NOTE: The group meets virtually via Google Meet. For information on how to join, please contact Cody at cody.walker@dc.gov.
Every one of the films we discuss will be available to view for free on the Kanopy streaming service (www.kanopy.com), accessible through your DC Public Library card. The aim of the group is to engage with a deep and diverse pool of film history—we explore films both classic and contemporary, from a variety of artistic movements and regions.
On June 2nd, we will be discussing two stylish and fatalistic crime movies—Jean-Pierre Melville’s Le Doulos and Johnnie To’s Election.
Le Doulos (1962)
Heavily inspired by American film noir, Jean-Pierre Melville created his own brand of crime film that would inspire generations of filmmakers across the world.

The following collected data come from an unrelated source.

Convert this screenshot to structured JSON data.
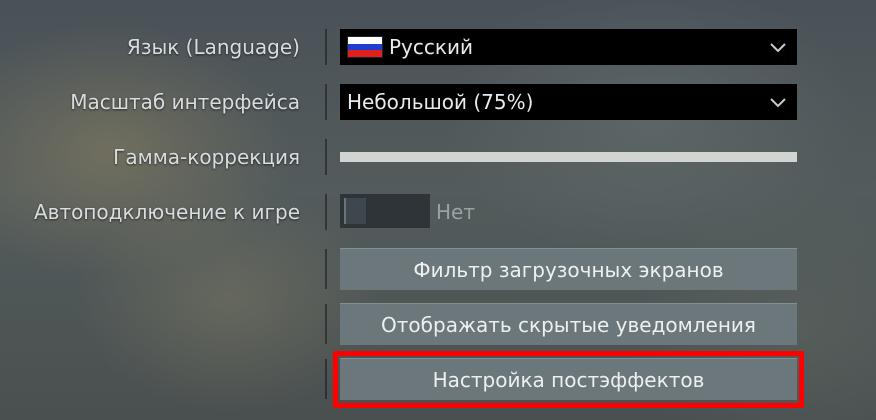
{
  "settings": {
    "language": {
      "label": "Язык (Language)",
      "value": "Русский",
      "flag_colors": [
        "#ffffff",
        "#1c3fd0",
        "#e0201e"
      ]
    },
    "ui_scale": {
      "label": "Масштаб интерфейса",
      "value": "Небольшой (75%)"
    },
    "gamma": {
      "label": "Гамма-коррекция"
    },
    "auto_connect": {
      "label": "Автоподключение к игре",
      "state_text": "Нет",
      "enabled": false
    }
  },
  "buttons": {
    "loading_screen_filter": "Фильтр загрузочных экранов",
    "show_hidden_notifications": "Отображать скрытые уведомления",
    "postfx_settings": "Настройка постэффектов"
  },
  "highlight_color": "#ff0000",
  "icons": {
    "dropdown": "chevron-down-icon",
    "flag": "russia-flag-icon"
  }
}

Minimalist, existentialist, and pessimistic, his body of work represents an essential strain of neo-noir—influenced in large part by his time in the underground French Resistance during World War II (where he first adopted the alias of Melville as an alternative to his birth name, Grumbach). 1962’s Le Doulos is one of his most confident and deliberately plotted movies, a moody exploration of a vicious criminal underworld. Maurice Faugel (Serge Reggiani) is an ex-convict plotting a heist and nursing a vengeful grudge; Silien (Jean-Paul Belmondo) is an accomplice with his own agenda, suspected of being a police informant. Melville weaves a complex web of intersecting characters and motivations beginning with these two. Just how the puzzle pieces fit together, and who will ultimately survive, is a story that Melville tells with relish. While his penchant for pistols, trench coats, and fedoras has made Melville a staple of crime aficionados, his individualistic style also provided an inspiration the filmmakers of the French New Wave.
Election (2005)
The prolific and highly flexible Hong Kong director Johnnie To began his career with the venerable Shaw Brothers Studio and found his breakthrough success with the film All About Ah Long in 1989. In 1996, facing the impending handover of Hong Kong, To and his collaborator Wai Ka-Fai established their own studio, Milkyway Image. While To has worked in every conceivable genre, his crime films (influenced in no small part by Jean-Pierre Melville) have been the primary source of his international reputation. Of these, 2005’s Election is one of the finest. A departure from the moralizing themes of “heroic bloodshed” crime movies so popular in Hong Kong and abroad, this film centers on the election of the next chairman of the Wo Lin Shing triad. The criminal candidates are strikingly different—Lok (Simon Yam) is a cool-headed and businesslike, while Big D (Tony Leung Ka-fai) is aggressive and ruthless. Simple greed and miscommunication threaten the delicate transfer of power, and the election threatens to spiral into violence and disarray. Featuring a tremendous ensemble cast and a sprawling narrative, Election remains one of To’s finest movies and an altogether unique depiction of organized crime.